The SIRG recently discussed the Financial Conduct Authority's (FCA's) announcement that the rules emanating from EU remain in place, and that firms need to continue with implementation plans for these. Firms are generally just carrying on getting ready for the Market Abuse Regime (MAR) next week. There is a question as to how authoritative this is since the FCA cannot guess what will happen in the future either.
The key question is future access of UK firms to EU counterparties and clients. Currently this depends upon the equivalence and reciprocity provisions in EU directives – which vary a lot (think derivatives clearing under the European Market Infrastructure Regulation (EMIR), prudential capital under the Capital Requirements Directive IV (CRD IV), access to exchanges and multilateral trading facilities and over-the-counter trading under the Markets in Financial Instruments Directive (MiFID), benchmark administration under benchmark regulation and rating agencies under CRA Regulation). There was concern that these may be politically linked to any UK restrictions on freedom of movement of EU nationals; a suggestion that there might be some form of grandfathering for firms currently registered/passporting – but this totally depends on politicians. There could also be a form of restricted passport for UK firms (eg, to do business with banks and professionals only, or only under some directives or on an EU country by country basis). The worst case is prohibition on UK firms to do business directly with EU banks and corporates. The UK will need to keep up to date with further EU changes to these rules (eg, MiFID III, to maintain passport).
There is a serious question about access of UK firms to euro payments and settlements systems such as TARGET2 – the European Central Bank is likely to require this to be only within the EU. This means UK firms only having access through onshore EU firms (which is real activities not paper ones) – placing them and London at a cost disadvantage. Hence commercial, retail and investment banks, commodities firms and asset managers considering setting up operations within EU and either transferring activities from London, or entirely replacing them. Favoured locations depend upon the type of business – Frankfurt for banks, Dublin (the Central Bank of Ireland has put out a paper on the treatment of funds in the light of Brexit) or Amsterdam for asset managers.
There was concern that the UK voice will be non-existent on draft EU financial services legislation – and what the areas are that are up in the air now that the UK won’t push but which may well nonetheless apply to the UK as the price of the passport. However, these are the very areas where, based on past negotiations, the UK may try to exercise ‘proportionality’:
- financial transaction tax (though this may never happen for other reasons)
- EUR settlement within eurozone
- Remuneration Code including bonus cap
- bond market liquidity/transparency
- transaction reporting fields under EMIR and MiFID II.
We could see a two tier approach to regulations – with one set of rules for firms doing business with EU clients, and another for firms just dealing with UK clients (a bit like the current MiFID and non-MiFID business rules?).
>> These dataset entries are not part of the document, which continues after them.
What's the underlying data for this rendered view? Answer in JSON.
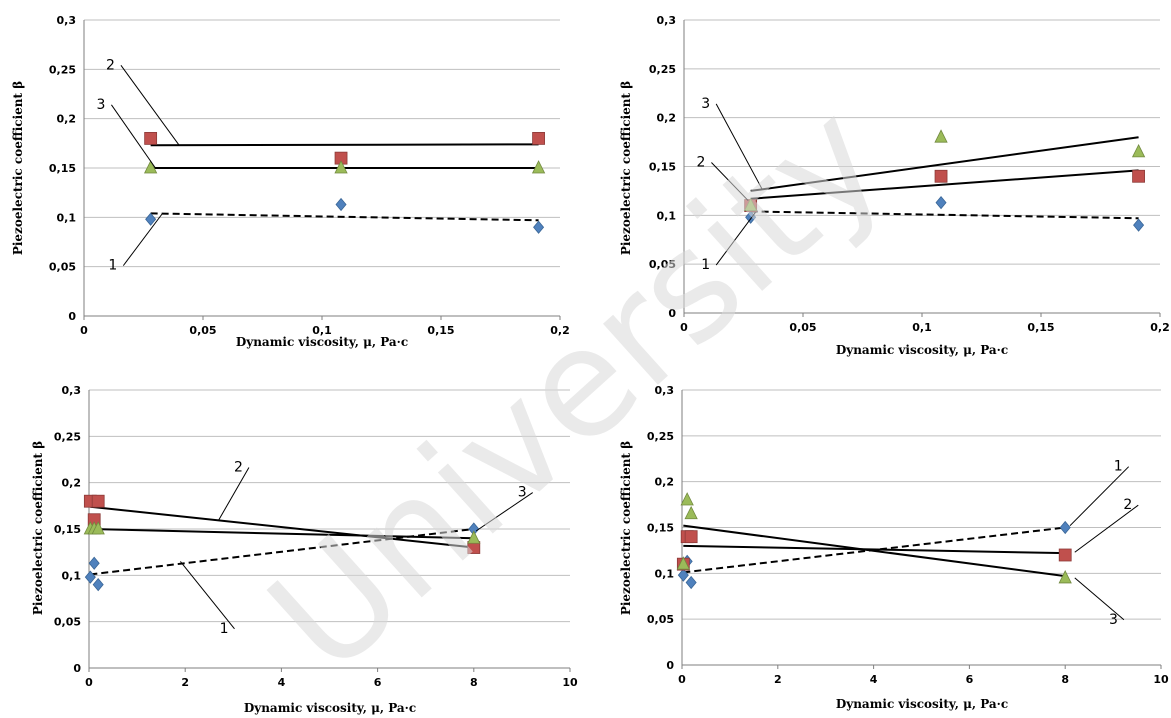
{
  "watermark": "University",
  "chart_data": [
    {
      "type": "scatter",
      "xlabel": "Dynamic viscosity, μ, Pa·c",
      "ylabel": "Piezoelectric coefficient β",
      "xlim": [
        0,
        0.2
      ],
      "ylim": [
        0,
        0.3
      ],
      "xticks": [
        {
          "v": 0,
          "t": "0"
        },
        {
          "v": 0.05,
          "t": "0,05"
        },
        {
          "v": 0.1,
          "t": "0,1"
        },
        {
          "v": 0.15,
          "t": "0,15"
        },
        {
          "v": 0.2,
          "t": "0,2"
        }
      ],
      "yticks": [
        {
          "v": 0,
          "t": "0"
        },
        {
          "v": 0.05,
          "t": "0,05"
        },
        {
          "v": 0.1,
          "t": "0,1"
        },
        {
          "v": 0.15,
          "t": "0,15"
        },
        {
          "v": 0.2,
          "t": "0,2"
        },
        {
          "v": 0.25,
          "t": "0,25"
        },
        {
          "v": 0.3,
          "t": "0,3"
        }
      ],
      "grid": true,
      "series": [
        {
          "marker": "diamond",
          "color": "#4f81bd",
          "x": [
            0.028,
            0.108,
            0.191
          ],
          "y": [
            0.098,
            0.113,
            0.09
          ],
          "trend": [
            [
              0.028,
              0.104
            ],
            [
              0.191,
              0.097
            ]
          ],
          "dashed": true
        },
        {
          "marker": "square",
          "color": "#c0504d",
          "x": [
            0.028,
            0.108,
            0.191
          ],
          "y": [
            0.18,
            0.16,
            0.18
          ],
          "trend": [
            [
              0.028,
              0.173
            ],
            [
              0.191,
              0.174
            ]
          ],
          "dashed": false
        },
        {
          "marker": "triangle",
          "color": "#9bbb59",
          "x": [
            0.028,
            0.108,
            0.191
          ],
          "y": [
            0.15,
            0.15,
            0.15
          ],
          "trend": [
            [
              0.028,
              0.15
            ],
            [
              0.191,
              0.15
            ]
          ],
          "dashed": false
        }
      ],
      "callouts": [
        {
          "label": "1",
          "tx": 0.014,
          "ty": 0.047,
          "px": 0.033,
          "py": 0.104
        },
        {
          "label": "2",
          "tx": 0.013,
          "ty": 0.25,
          "px": 0.04,
          "py": 0.173
        },
        {
          "label": "3",
          "tx": 0.009,
          "ty": 0.21,
          "px": 0.03,
          "py": 0.15
        }
      ]
    },
    {
      "type": "scatter",
      "xlabel": "Dynamic viscosity, μ, Pa·c",
      "ylabel": "Piezoelectric coefficient β",
      "xlim": [
        0,
        0.2
      ],
      "ylim": [
        0,
        0.3
      ],
      "xticks": [
        {
          "v": 0,
          "t": "0"
        },
        {
          "v": 0.05,
          "t": "0,05"
        },
        {
          "v": 0.1,
          "t": "0,1"
        },
        {
          "v": 0.15,
          "t": "0,15"
        },
        {
          "v": 0.2,
          "t": "0,2"
        }
      ],
      "yticks": [
        {
          "v": 0,
          "t": "0"
        },
        {
          "v": 0.05,
          "t": "0,05"
        },
        {
          "v": 0.1,
          "t": "0,1"
        },
        {
          "v": 0.15,
          "t": "0,15"
        },
        {
          "v": 0.2,
          "t": "0,2"
        },
        {
          "v": 0.25,
          "t": "0,25"
        },
        {
          "v": 0.3,
          "t": "0,3"
        }
      ],
      "grid": true,
      "series": [
        {
          "marker": "diamond",
          "color": "#4f81bd",
          "x": [
            0.028,
            0.108,
            0.191
          ],
          "y": [
            0.098,
            0.113,
            0.09
          ],
          "trend": [
            [
              0.028,
              0.104
            ],
            [
              0.191,
              0.097
            ]
          ],
          "dashed": true
        },
        {
          "marker": "square",
          "color": "#c0504d",
          "x": [
            0.028,
            0.108,
            0.191
          ],
          "y": [
            0.11,
            0.14,
            0.14
          ],
          "trend": [
            [
              0.028,
              0.117
            ],
            [
              0.191,
              0.146
            ]
          ],
          "dashed": false
        },
        {
          "marker": "triangle",
          "color": "#9bbb59",
          "x": [
            0.028,
            0.108,
            0.191
          ],
          "y": [
            0.11,
            0.18,
            0.165
          ],
          "trend": [
            [
              0.028,
              0.125
            ],
            [
              0.191,
              0.18
            ]
          ],
          "dashed": false
        }
      ],
      "callouts": [
        {
          "label": "1",
          "tx": 0.011,
          "ty": 0.045,
          "px": 0.03,
          "py": 0.103
        },
        {
          "label": "2",
          "tx": 0.009,
          "ty": 0.15,
          "px": 0.027,
          "py": 0.115
        },
        {
          "label": "3",
          "tx": 0.011,
          "ty": 0.21,
          "px": 0.033,
          "py": 0.126
        }
      ]
    },
    {
      "type": "scatter",
      "xlabel": "Dynamic viscosity, μ, Pa·c",
      "ylabel": "Piezoelectric coefficient β",
      "xlim": [
        0,
        10
      ],
      "ylim": [
        0,
        0.3
      ],
      "xticks": [
        {
          "v": 0,
          "t": "0"
        },
        {
          "v": 2,
          "t": "2"
        },
        {
          "v": 4,
          "t": "4"
        },
        {
          "v": 6,
          "t": "6"
        },
        {
          "v": 8,
          "t": "8"
        },
        {
          "v": 10,
          "t": "10"
        }
      ],
      "yticks": [
        {
          "v": 0,
          "t": "0"
        },
        {
          "v": 0.05,
          "t": "0,05"
        },
        {
          "v": 0.1,
          "t": "0,1"
        },
        {
          "v": 0.15,
          "t": "0,15"
        },
        {
          "v": 0.2,
          "t": "0,2"
        },
        {
          "v": 0.25,
          "t": "0,25"
        },
        {
          "v": 0.3,
          "t": "0,3"
        }
      ],
      "grid": true,
      "series": [
        {
          "marker": "diamond",
          "color": "#4f81bd",
          "x": [
            0.028,
            0.108,
            0.191,
            8
          ],
          "y": [
            0.098,
            0.113,
            0.09,
            0.15
          ],
          "trend": [
            [
              0.028,
              0.101
            ],
            [
              8,
              0.15
            ]
          ],
          "dashed": true
        },
        {
          "marker": "square",
          "color": "#c0504d",
          "x": [
            0.028,
            0.108,
            0.191,
            8
          ],
          "y": [
            0.18,
            0.16,
            0.18,
            0.13
          ],
          "trend": [
            [
              0.028,
              0.174
            ],
            [
              8,
              0.13
            ]
          ],
          "dashed": false
        },
        {
          "marker": "triangle",
          "color": "#9bbb59",
          "x": [
            0.028,
            0.108,
            0.191,
            8
          ],
          "y": [
            0.15,
            0.15,
            0.15,
            0.14
          ],
          "trend": [
            [
              0.028,
              0.15
            ],
            [
              8,
              0.14
            ]
          ],
          "dashed": false
        }
      ],
      "callouts": [
        {
          "label": "1",
          "tx": 2.9,
          "ty": 0.038,
          "px": 1.9,
          "py": 0.115
        },
        {
          "label": "2",
          "tx": 3.2,
          "ty": 0.212,
          "px": 2.7,
          "py": 0.16
        },
        {
          "label": "3",
          "tx": 9.1,
          "ty": 0.185,
          "px": 8.05,
          "py": 0.148
        }
      ]
    },
    {
      "type": "scatter",
      "xlabel": "Dynamic viscosity, μ, Pa·c",
      "ylabel": "Piezoelectric coefficient β",
      "xlim": [
        0,
        10
      ],
      "ylim": [
        0,
        0.3
      ],
      "xticks": [
        {
          "v": 0,
          "t": "0"
        },
        {
          "v": 2,
          "t": "2"
        },
        {
          "v": 4,
          "t": "4"
        },
        {
          "v": 6,
          "t": "6"
        },
        {
          "v": 8,
          "t": "8"
        },
        {
          "v": 10,
          "t": "10"
        }
      ],
      "yticks": [
        {
          "v": 0,
          "t": "0"
        },
        {
          "v": 0.05,
          "t": "0,05"
        },
        {
          "v": 0.1,
          "t": "0,1"
        },
        {
          "v": 0.15,
          "t": "0,15"
        },
        {
          "v": 0.2,
          "t": "0,2"
        },
        {
          "v": 0.25,
          "t": "0,25"
        },
        {
          "v": 0.3,
          "t": "0,3"
        }
      ],
      "grid": true,
      "series": [
        {
          "marker": "diamond",
          "color": "#4f81bd",
          "x": [
            0.028,
            0.108,
            0.191,
            8
          ],
          "y": [
            0.098,
            0.113,
            0.09,
            0.15
          ],
          "trend": [
            [
              0.028,
              0.101
            ],
            [
              8,
              0.15
            ]
          ],
          "dashed": true
        },
        {
          "marker": "square",
          "color": "#c0504d",
          "x": [
            0.028,
            0.108,
            0.191,
            8
          ],
          "y": [
            0.11,
            0.14,
            0.14,
            0.12
          ],
          "trend": [
            [
              0.028,
              0.13
            ],
            [
              8,
              0.122
            ]
          ],
          "dashed": false
        },
        {
          "marker": "triangle",
          "color": "#9bbb59",
          "x": [
            0.028,
            0.108,
            0.191,
            8
          ],
          "y": [
            0.11,
            0.18,
            0.165,
            0.095
          ],
          "trend": [
            [
              0.028,
              0.152
            ],
            [
              8,
              0.097
            ]
          ],
          "dashed": false
        }
      ],
      "callouts": [
        {
          "label": "1",
          "tx": 9.2,
          "ty": 0.212,
          "px": 8.1,
          "py": 0.152
        },
        {
          "label": "2",
          "tx": 9.4,
          "ty": 0.17,
          "px": 8.2,
          "py": 0.123
        },
        {
          "label": "3",
          "tx": 9.1,
          "ty": 0.045,
          "px": 8.2,
          "py": 0.095
        }
      ]
    }
  ]
}
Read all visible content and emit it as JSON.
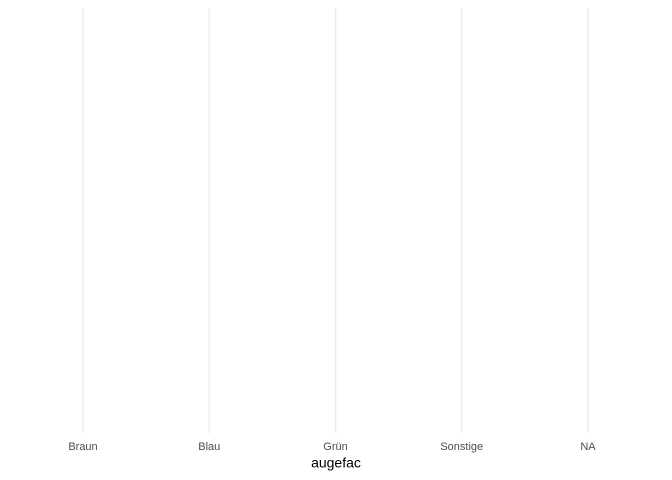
{
  "chart_data": {
    "type": "bar",
    "x_label": "augefac",
    "categories": [
      "Braun",
      "Blau",
      "Grün",
      "Sonstige",
      "NA"
    ],
    "grid": true
  }
}
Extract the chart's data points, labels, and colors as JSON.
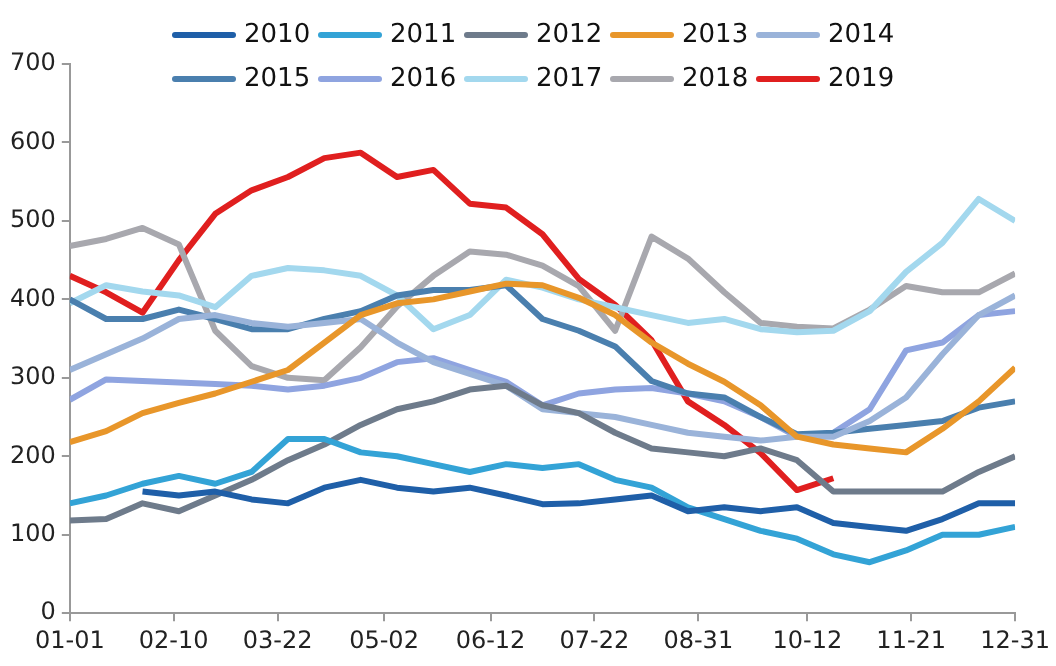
{
  "chart_data": {
    "type": "line",
    "x": [
      "--01-01",
      "--01-15",
      "--01-29",
      "--02-12",
      "--02-26",
      "--03-12",
      "--03-26",
      "--04-09",
      "--04-23",
      "--05-07",
      "--05-21",
      "--06-04",
      "--06-18",
      "--07-02",
      "--07-16",
      "--07-30",
      "--08-13",
      "--08-27",
      "--09-10",
      "--09-24",
      "--10-08",
      "--10-22",
      "--11-05",
      "--11-19",
      "--12-03",
      "--12-17",
      "--12-31"
    ],
    "series": [
      {
        "name": "2010",
        "color": "#1f5fa8",
        "values": [
          null,
          null,
          155,
          150,
          155,
          145,
          140,
          160,
          170,
          160,
          155,
          160,
          150,
          139,
          140,
          145,
          150,
          130,
          135,
          130,
          135,
          115,
          110,
          105,
          120,
          140,
          140
        ]
      },
      {
        "name": "2011",
        "color": "#33a3d6",
        "values": [
          140,
          150,
          165,
          175,
          165,
          180,
          222,
          222,
          205,
          200,
          190,
          180,
          190,
          185,
          190,
          170,
          160,
          135,
          120,
          105,
          95,
          75,
          65,
          80,
          100,
          100,
          110
        ]
      },
      {
        "name": "2012",
        "color": "#6e7b8b",
        "values": [
          118,
          120,
          140,
          130,
          150,
          170,
          195,
          215,
          240,
          260,
          270,
          285,
          290,
          265,
          255,
          230,
          210,
          205,
          200,
          210,
          195,
          155,
          155,
          155,
          155,
          180,
          200
        ]
      },
      {
        "name": "2013",
        "color": "#e8962a",
        "values": [
          218,
          232,
          255,
          268,
          280,
          295,
          310,
          345,
          380,
          395,
          400,
          410,
          420,
          418,
          402,
          380,
          345,
          318,
          295,
          265,
          225,
          215,
          210,
          205,
          235,
          270,
          313
        ]
      },
      {
        "name": "2014",
        "color": "#9ab3d9",
        "values": [
          310,
          330,
          350,
          375,
          380,
          370,
          365,
          370,
          375,
          345,
          320,
          305,
          290,
          260,
          255,
          250,
          240,
          230,
          225,
          220,
          225,
          225,
          245,
          275,
          330,
          380,
          405
        ]
      },
      {
        "name": "2015",
        "color": "#4a7fae",
        "values": [
          400,
          375,
          375,
          387,
          375,
          362,
          362,
          375,
          385,
          405,
          412,
          412,
          418,
          375,
          360,
          340,
          296,
          280,
          275,
          250,
          228,
          230,
          235,
          240,
          245,
          262,
          270
        ]
      },
      {
        "name": "2016",
        "color": "#8fa4e0",
        "values": [
          272,
          298,
          296,
          294,
          292,
          290,
          285,
          290,
          300,
          320,
          325,
          310,
          295,
          265,
          280,
          285,
          287,
          280,
          270,
          250,
          225,
          230,
          260,
          335,
          345,
          380,
          385
        ]
      },
      {
        "name": "2017",
        "color": "#a3d8ee",
        "values": [
          395,
          418,
          410,
          405,
          390,
          430,
          440,
          437,
          430,
          405,
          362,
          380,
          425,
          415,
          400,
          390,
          380,
          370,
          375,
          362,
          358,
          360,
          385,
          435,
          472,
          528,
          500
        ]
      },
      {
        "name": "2018",
        "color": "#a8a8ae",
        "values": [
          468,
          477,
          491,
          470,
          360,
          315,
          300,
          297,
          339,
          391,
          430,
          461,
          457,
          443,
          417,
          360,
          480,
          452,
          409,
          370,
          365,
          363,
          387,
          417,
          409,
          409,
          433
        ]
      },
      {
        "name": "2019",
        "color": "#e01f1f",
        "values": [
          430,
          409,
          383,
          450,
          509,
          539,
          556,
          580,
          587,
          556,
          565,
          522,
          517,
          483,
          426,
          393,
          348,
          270,
          240,
          204,
          157,
          172,
          null,
          null,
          null,
          null,
          null
        ]
      }
    ],
    "xlim": [
      "--01-01",
      "--12-31"
    ],
    "xticks": [
      {
        "value": "--01-01",
        "label": "01-01"
      },
      {
        "value": "--02-10",
        "label": "02-10"
      },
      {
        "value": "--03-22",
        "label": "03-22"
      },
      {
        "value": "--05-02",
        "label": "05-02"
      },
      {
        "value": "--06-12",
        "label": "06-12"
      },
      {
        "value": "--07-22",
        "label": "07-22"
      },
      {
        "value": "--08-31",
        "label": "08-31"
      },
      {
        "value": "--10-12",
        "label": "10-12"
      },
      {
        "value": "--11-21",
        "label": "11-21"
      },
      {
        "value": "--12-31",
        "label": "12-31"
      }
    ],
    "ylim": [
      0,
      700
    ],
    "yticks": [
      0,
      100,
      200,
      300,
      400,
      500,
      600,
      700
    ],
    "grid": false,
    "legend": "top",
    "marker": "none",
    "line_style": "solid"
  }
}
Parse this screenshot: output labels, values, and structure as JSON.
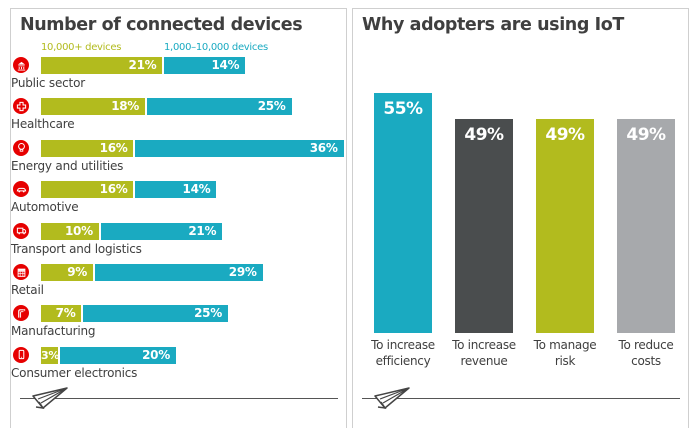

There is the important question as to how existing and future EU rules will be changed by the UK; with a possibility of three time buckets – in force now or about to be so – such as MAR (little change likely), coming into force in the next two years; such as MiFID II (more exercise of FCA bespoke rules/implementation) and beyond a two year notice period; such as benchmark regulation (more change likely). One example is the 4th Anti-Money Laundering Directive (MLD4). Would new money laundering rules be affected? Both EU and UK rules derived from the Financial Action Task Force (FATF); however the UK FCA may have a slightly different agenda to the EU (eg, drive to cut red tape; therefore some differences possible, even likely).
There is also an interesting question as to whether breaches of rules or law now (or during the notice period) will be enforced or prosecuted. The answer is that the regulator or court will look at the rules or law at the time of the alleged breach or offence. However, if the rule or law has changed meanwhile, an enforcement action or prosecution is less likely in practice.
Other wonders
- Will there be any effect on taxation and double taxation agreements (maybe unlikely)?
- What will be the effect on data protection legislation, EU General Data Protection Regulation and equivalence?
SIRG Group of Compliance Officers
28 June 2016
Opinions expressed in this article are personal to the writer so should not be interpreted as being those of the CISI or anyone else.